De noite começou a choviscar. Tive que colocar a lona por cima, o que aumentou terrivelmente o calor. Na manhã seguinte, com um sol muito bonito, colocamos os cochonetes para ventilar e fomos convidados para tomar café juntos. Com a televisão ligada, ouvimos histórias sobre a vida do casal, como foram parar ali, em Potinga, já que eram de Curitiba, o trabalho de confeiteira de Irene, a lida na terra de Loepoldo, os filhos caminhoneiro e administrador que trabalhavam muito, os vizinhos que eram todos preguiçosos e ladrões, os políticos que não ajudavam, e por aí vai.


A estrada exalava vapor pela manhã e o sol já estava fritando. Chegamos em Tagaçaba pelo meio dia com muito calor e uma estrada poeirenta. A vila possui uma pequena infraestrutura turística de pousadas e restaurantes. Pelo que ouvimos falar, Tagaçaba é onde o pessoal pára quando vai para Guaraqueçaba. E nós decidimos passar o dia ali, descansando.

Para tanto, primeiramente fomos largar as coisas. Tínhamos duas referências: uma de um sujeito chamado Duka, que conhecemos no Rio do Nunes. Ele indicou a casa de um amigo, dizendo que não tinha erro. A outra, foi de dona Irene. "Assim que chegarem em Tagaçaba, passando a ponte, na primeira subida à esquerda: ali mora a Zuleide, que cuida da paróquia. É só bater e dizer que foi eu quem mandou."



E foi isso mesmo. Ficamos no galpão de festas da igreja católica, que ficava numa subida e de lá podíamos ver todo o vale. Disseram que sempre aparecia gente viajando e que deixavam o pessoal acampar ali.



Passamos o dia brincando no rio, lendo, comendo, descansando. De noite, o marido da Zuleide nos convidou para uma sopa, porém já estávamos comendo a nossa janta. Descemos mais tarde para conversar um pouco.


No dia seguinte, com o céu sempre nublado, passamos pela vila de Serra Negra do sargento Gaspar e depois de muita subida chegamos a um mirante quase em ruínas. Dali, tínhamos a visão de toda a planície litorânea até Guaraqueçaba e o relevo prometia ser mais ameno.

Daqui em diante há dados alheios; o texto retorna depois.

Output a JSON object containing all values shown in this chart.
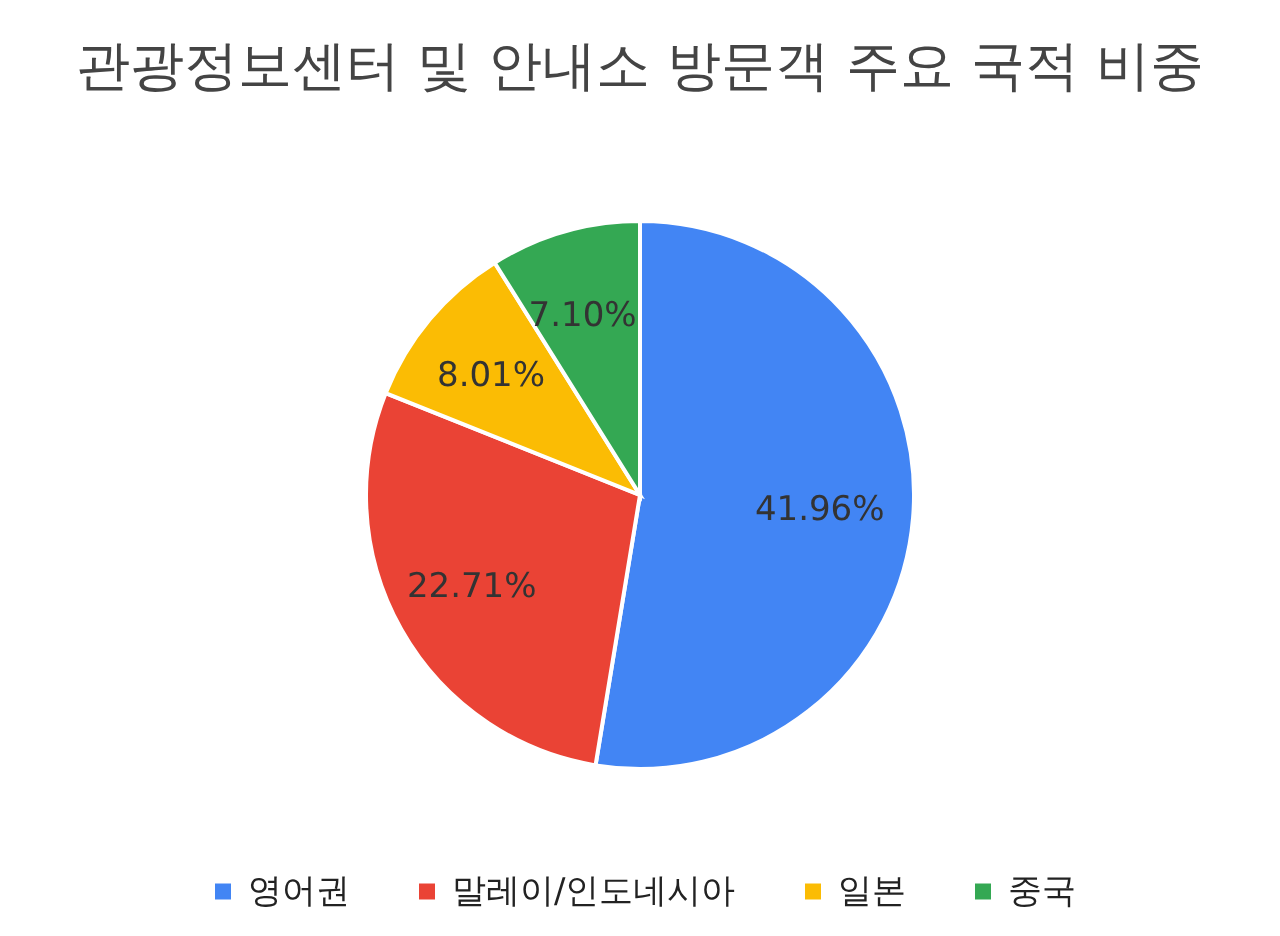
{
  "chart_data": {
    "type": "pie",
    "title": "관광정보센터 및 안내소 방문객 주요 국적 비중",
    "categories": [
      "영어권",
      "말레이/인도네시아",
      "일본",
      "중국"
    ],
    "values": [
      41.96,
      22.71,
      8.01,
      7.1
    ],
    "value_labels": [
      "41.96%",
      "22.71%",
      "8.01%",
      "7.10%"
    ],
    "colors": [
      "#4285f4",
      "#ea4335",
      "#fbbc04",
      "#34a853"
    ],
    "legend": "bottom"
  }
}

O bar do seu Gilson ficava na esquina que pegava para a Reserva do Salto Morato. Essa seria a nossa última parada antes de Guaraqueçaba. Tomamos um refri gelado e seguimos mais 4km na pior estrada de todos os tempos. Ficamos no camping deserto e saímos para conhecer o salto antes que escurecesse. Chegamos à cachoeira depois de 1,5km de trilha. Só podíamos ficar sentados, olhando em silêncio.


No meio da trilha havia uma piscina natural, formada na curva do rio. Água gelada? Um pouquinho.



De volta ao camping, estávamos com um probleminha. Nossa comida estava dividida entre a janta de hoje e o café da manhã do dia seguinte. Era de tarde e a fome crescia. Perguntamos sobre a lanchonete que havia na reserva: "Fechou. Não vem tanta gente quanto eles imaginavam". Pensamos no bar do seu Gilson, na estrada ruim, no cansaso. Mas eis que surge o encarregado da reserva: "Vieram de Curitiba? Eu também gosto de pedalar e isso e aquilo". Era um cara de uns trinta anos que gostava de esportes no meio da natureza. "Olha, estou saindo para voltar só semana que vem. Tenho umas coisas na geladeira do refeitório que talvez vocês queiram. Vamos lá ver?". Pão, queijo, maçã e suco. Excelente! Ficamos tão contentes que a horda de mosquitos que nos atacava quase foi ignorada (mas era impossível).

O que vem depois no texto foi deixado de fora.